Does linking reward to performance pay off? With strong opinions on both sides, the argument looks set to rumble on
Anyone who thought the financial crisis might wobble the half-century old corporate love affair with performance-related pay might have to reconsider. In fact, with concerns about performance topping executive worry lists, firms are looking to their pay systems to help improve it.
Two-thirds of employers use performance pay in its assorted manifestations (bonuses, profit-related pay, individual and collective incentives and so on), according to the Chartered Institute of Personnel and Development (CIPD); the vast majority of respondents to the CIPD’s 2011 Reward Survey were planning to review their pay arrangements with a view to enhancing the performance-pay link.
Stuart Hyland, UK head of reward consulting at the Hay Group, says: “Performance-related pay has grown in its significance. Employers are thinking much harder about the behaviour they are trying to encourage and how to target it better.”
Are businesses choosing the right means to the desired end? The research literature is bitterly divided about performance related pay, and critics appear to be in the ascendancy.

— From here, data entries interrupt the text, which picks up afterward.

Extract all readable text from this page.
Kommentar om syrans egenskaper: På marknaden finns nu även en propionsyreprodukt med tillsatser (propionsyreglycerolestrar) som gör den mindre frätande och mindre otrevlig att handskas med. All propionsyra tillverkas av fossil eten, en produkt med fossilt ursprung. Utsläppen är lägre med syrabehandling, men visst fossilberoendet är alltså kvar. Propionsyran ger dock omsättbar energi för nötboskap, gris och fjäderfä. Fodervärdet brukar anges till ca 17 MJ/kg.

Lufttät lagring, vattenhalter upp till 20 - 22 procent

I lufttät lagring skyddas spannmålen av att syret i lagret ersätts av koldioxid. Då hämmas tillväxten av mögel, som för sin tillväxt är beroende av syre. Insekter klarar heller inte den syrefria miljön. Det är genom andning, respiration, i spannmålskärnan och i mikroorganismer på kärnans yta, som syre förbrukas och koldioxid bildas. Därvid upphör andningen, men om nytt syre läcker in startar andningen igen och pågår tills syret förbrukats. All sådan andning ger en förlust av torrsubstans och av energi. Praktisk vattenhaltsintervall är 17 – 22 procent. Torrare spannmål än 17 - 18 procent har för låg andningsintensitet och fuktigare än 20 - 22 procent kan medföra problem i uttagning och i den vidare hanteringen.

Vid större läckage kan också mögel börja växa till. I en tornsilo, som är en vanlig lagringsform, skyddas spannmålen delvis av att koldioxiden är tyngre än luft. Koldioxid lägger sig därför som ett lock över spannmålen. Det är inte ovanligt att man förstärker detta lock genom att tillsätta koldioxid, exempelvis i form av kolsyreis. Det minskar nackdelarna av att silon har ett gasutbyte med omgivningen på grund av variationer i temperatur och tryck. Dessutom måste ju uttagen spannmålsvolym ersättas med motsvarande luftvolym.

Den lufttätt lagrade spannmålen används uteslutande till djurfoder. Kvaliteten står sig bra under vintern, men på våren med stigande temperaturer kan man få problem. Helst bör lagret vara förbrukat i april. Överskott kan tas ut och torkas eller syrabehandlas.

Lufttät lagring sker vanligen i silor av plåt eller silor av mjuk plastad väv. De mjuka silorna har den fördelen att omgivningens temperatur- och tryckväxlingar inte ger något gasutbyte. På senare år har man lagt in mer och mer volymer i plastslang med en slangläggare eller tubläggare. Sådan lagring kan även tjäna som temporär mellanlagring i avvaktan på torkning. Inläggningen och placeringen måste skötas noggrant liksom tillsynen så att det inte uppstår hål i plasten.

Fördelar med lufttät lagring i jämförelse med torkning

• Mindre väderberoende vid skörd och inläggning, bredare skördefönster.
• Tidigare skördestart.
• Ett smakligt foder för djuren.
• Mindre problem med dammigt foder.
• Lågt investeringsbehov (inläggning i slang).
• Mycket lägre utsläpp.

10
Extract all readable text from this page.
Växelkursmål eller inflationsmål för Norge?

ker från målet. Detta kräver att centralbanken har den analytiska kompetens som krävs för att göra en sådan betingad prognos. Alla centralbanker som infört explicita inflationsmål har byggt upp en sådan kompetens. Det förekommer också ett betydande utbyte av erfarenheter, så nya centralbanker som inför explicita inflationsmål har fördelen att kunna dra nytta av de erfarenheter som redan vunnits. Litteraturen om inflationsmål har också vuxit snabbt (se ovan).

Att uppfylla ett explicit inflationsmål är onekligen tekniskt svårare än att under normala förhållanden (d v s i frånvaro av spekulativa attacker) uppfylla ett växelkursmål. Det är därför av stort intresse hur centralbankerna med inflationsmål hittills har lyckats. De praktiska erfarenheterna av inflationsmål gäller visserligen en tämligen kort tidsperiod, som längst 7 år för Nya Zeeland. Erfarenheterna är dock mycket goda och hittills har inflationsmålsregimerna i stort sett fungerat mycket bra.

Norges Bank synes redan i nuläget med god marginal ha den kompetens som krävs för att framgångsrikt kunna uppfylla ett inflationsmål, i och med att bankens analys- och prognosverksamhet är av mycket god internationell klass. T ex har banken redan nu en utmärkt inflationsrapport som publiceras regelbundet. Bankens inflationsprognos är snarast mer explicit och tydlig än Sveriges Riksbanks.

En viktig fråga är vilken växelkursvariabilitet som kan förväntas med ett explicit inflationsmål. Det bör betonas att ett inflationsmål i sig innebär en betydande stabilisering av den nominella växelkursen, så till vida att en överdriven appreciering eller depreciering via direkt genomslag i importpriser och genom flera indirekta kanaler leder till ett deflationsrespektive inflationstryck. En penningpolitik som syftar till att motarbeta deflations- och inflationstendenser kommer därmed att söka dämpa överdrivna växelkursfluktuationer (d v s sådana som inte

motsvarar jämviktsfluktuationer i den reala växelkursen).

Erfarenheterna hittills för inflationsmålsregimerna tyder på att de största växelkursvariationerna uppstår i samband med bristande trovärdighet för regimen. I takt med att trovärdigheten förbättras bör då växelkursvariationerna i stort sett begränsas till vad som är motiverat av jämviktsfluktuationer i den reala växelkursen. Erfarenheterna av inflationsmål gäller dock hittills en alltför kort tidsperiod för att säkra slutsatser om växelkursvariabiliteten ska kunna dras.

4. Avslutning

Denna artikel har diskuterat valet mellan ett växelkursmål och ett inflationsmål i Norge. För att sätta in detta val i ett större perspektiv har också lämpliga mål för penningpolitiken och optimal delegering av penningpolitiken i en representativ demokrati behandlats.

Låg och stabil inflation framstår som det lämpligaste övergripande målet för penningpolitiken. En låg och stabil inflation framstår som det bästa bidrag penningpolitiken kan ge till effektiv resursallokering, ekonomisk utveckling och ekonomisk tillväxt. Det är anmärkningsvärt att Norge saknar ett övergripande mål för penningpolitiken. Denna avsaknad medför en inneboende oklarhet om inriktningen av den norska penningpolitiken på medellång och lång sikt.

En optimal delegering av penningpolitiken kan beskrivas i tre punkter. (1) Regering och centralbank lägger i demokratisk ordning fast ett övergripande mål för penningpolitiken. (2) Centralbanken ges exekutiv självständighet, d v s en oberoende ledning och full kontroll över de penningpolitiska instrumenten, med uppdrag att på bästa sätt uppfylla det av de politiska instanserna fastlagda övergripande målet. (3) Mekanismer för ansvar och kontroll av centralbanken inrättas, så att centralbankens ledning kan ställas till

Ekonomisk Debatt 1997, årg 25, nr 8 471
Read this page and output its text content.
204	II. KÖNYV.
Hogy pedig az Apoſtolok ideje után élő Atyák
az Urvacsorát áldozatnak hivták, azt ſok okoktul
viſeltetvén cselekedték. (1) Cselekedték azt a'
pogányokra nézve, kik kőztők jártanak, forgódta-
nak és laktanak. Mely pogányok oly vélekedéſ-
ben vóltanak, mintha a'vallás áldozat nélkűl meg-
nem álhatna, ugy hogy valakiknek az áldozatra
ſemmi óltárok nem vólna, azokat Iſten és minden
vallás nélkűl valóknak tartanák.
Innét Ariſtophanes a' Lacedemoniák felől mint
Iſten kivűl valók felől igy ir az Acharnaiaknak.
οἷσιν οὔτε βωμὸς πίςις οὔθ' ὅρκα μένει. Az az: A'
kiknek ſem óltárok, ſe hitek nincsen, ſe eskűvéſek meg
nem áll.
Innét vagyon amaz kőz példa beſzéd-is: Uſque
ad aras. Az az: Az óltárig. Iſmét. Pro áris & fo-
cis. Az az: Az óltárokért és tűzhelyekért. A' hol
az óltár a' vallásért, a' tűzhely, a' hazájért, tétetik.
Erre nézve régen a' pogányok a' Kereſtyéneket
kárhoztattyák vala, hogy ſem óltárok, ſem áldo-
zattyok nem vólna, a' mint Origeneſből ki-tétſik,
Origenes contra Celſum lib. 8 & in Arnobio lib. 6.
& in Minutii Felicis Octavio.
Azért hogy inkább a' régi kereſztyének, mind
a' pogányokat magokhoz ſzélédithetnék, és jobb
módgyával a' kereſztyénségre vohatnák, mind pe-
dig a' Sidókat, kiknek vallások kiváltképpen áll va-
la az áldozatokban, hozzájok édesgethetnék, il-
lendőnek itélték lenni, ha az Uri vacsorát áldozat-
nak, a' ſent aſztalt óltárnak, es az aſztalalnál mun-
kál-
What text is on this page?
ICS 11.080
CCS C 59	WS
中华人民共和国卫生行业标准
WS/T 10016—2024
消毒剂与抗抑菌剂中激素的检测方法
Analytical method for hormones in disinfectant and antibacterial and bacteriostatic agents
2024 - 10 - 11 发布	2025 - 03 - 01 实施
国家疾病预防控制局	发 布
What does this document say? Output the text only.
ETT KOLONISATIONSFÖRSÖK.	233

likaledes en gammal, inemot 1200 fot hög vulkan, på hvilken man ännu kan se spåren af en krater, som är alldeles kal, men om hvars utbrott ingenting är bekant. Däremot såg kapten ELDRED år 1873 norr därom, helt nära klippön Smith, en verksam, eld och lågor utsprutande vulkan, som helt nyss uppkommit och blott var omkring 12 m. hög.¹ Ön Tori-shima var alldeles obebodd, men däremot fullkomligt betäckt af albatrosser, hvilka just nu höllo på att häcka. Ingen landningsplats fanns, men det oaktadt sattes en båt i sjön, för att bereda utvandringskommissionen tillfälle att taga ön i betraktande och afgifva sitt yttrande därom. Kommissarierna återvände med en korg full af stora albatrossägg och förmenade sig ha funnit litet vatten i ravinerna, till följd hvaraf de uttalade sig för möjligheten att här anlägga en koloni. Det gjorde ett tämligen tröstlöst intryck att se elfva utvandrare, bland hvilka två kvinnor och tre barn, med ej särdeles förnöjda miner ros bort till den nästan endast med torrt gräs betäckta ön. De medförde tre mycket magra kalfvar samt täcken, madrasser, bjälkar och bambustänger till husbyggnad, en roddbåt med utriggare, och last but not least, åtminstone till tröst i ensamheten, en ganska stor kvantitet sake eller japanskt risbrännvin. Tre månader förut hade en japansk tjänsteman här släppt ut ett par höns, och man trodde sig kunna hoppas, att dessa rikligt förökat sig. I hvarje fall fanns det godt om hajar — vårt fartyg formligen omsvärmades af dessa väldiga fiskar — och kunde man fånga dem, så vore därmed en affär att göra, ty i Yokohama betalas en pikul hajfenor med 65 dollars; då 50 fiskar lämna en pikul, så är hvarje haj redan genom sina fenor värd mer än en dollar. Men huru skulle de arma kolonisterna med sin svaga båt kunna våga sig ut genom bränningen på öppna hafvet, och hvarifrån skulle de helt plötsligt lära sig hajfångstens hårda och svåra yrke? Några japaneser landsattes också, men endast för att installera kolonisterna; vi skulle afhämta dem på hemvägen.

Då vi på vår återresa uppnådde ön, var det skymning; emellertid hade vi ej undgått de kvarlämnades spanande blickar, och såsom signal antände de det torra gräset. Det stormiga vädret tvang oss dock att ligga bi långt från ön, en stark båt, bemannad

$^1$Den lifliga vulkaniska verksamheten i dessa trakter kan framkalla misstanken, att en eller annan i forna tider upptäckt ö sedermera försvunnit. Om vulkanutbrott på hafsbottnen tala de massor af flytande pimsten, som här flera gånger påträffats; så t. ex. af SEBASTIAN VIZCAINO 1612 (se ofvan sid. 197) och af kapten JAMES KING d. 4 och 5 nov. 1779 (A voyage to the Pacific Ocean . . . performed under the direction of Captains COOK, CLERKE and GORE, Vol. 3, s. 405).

In a Harvard Business Review article, two management professors based at Warwick Business School, Bruno Frey and Margit Osterloh, argue the post-crisis era is the moment to detach pay from performance. It does not motivate and what’s worse, it may hide the intrinsic motivations of work – doing a good job in which one can take pride in the company of people one generally likes. At senior levels, it encourages executives to take company-killing risks while neglecting other critical aspects of their jobs.
Richard Lambert, the former director general of the CBI, also says firms should ditch the fancy performance metrics. Many firms are paying for luck: reward packages seem to follow the performance of markets which employees have little control rather than their firm or business unit.
It is also divisive. In a modern economy that values teamwork and good relationships, isolating the impact of an individual is extremely difficult. Especially the individuals in the top roles – after all, did the pharaohs build the pyramids?
At senior levels, it encourages executives to take companykilling risks while neglecting other critical aspects of their job
Yet there are opposing arguments – and not just from consultants and executives whose living is at stake. In their paper CEO Compensation and Firm Performance, Dennis Michaud and Yunwei Gai of Yale School of Management say that of various types of incentive, bonuses do correlate positively with increased returns for investors. (However, they conclude that when performance and pay are decided at the same time, the relationship disappears.)
For others, performance pay rests on ethical as much as efficiency grounds. A vital argument is that fairness is best served by recognising different levels of effort and talent rather than paying everyone the same – and it is an argument that workforces increasingly seem to accept.
Some startling claims have been. The interim report of the Commission on Fair Pay in the Public Sector, a body set up at David Cameron’s behest to examine rising senior public sector salaries stated: “By supporting greater aspiration and work incentives, pay that is proportional to effort may in turn reinforce social cohesion. If the distribution of reward is not perceived as proportionate and/or the product of fair process, this could undermine social trust more generally, encouraging people to become suspicious of one another and to contribute less to public goods.”
And yet successive studies have noted the stark contrast between approval for the principle of performance pay and disenchantment with the practice. Which means firms that have it (the vast majority) tend to fiddle regularly with their pay arrangements to correct unfairness – itself a potentially significant management distraction.
Alastair Hatchett, director of specialist pay research organisation IDS, says: “Schemes are constantly changing because people are uncomfortable with how it gets distributed.”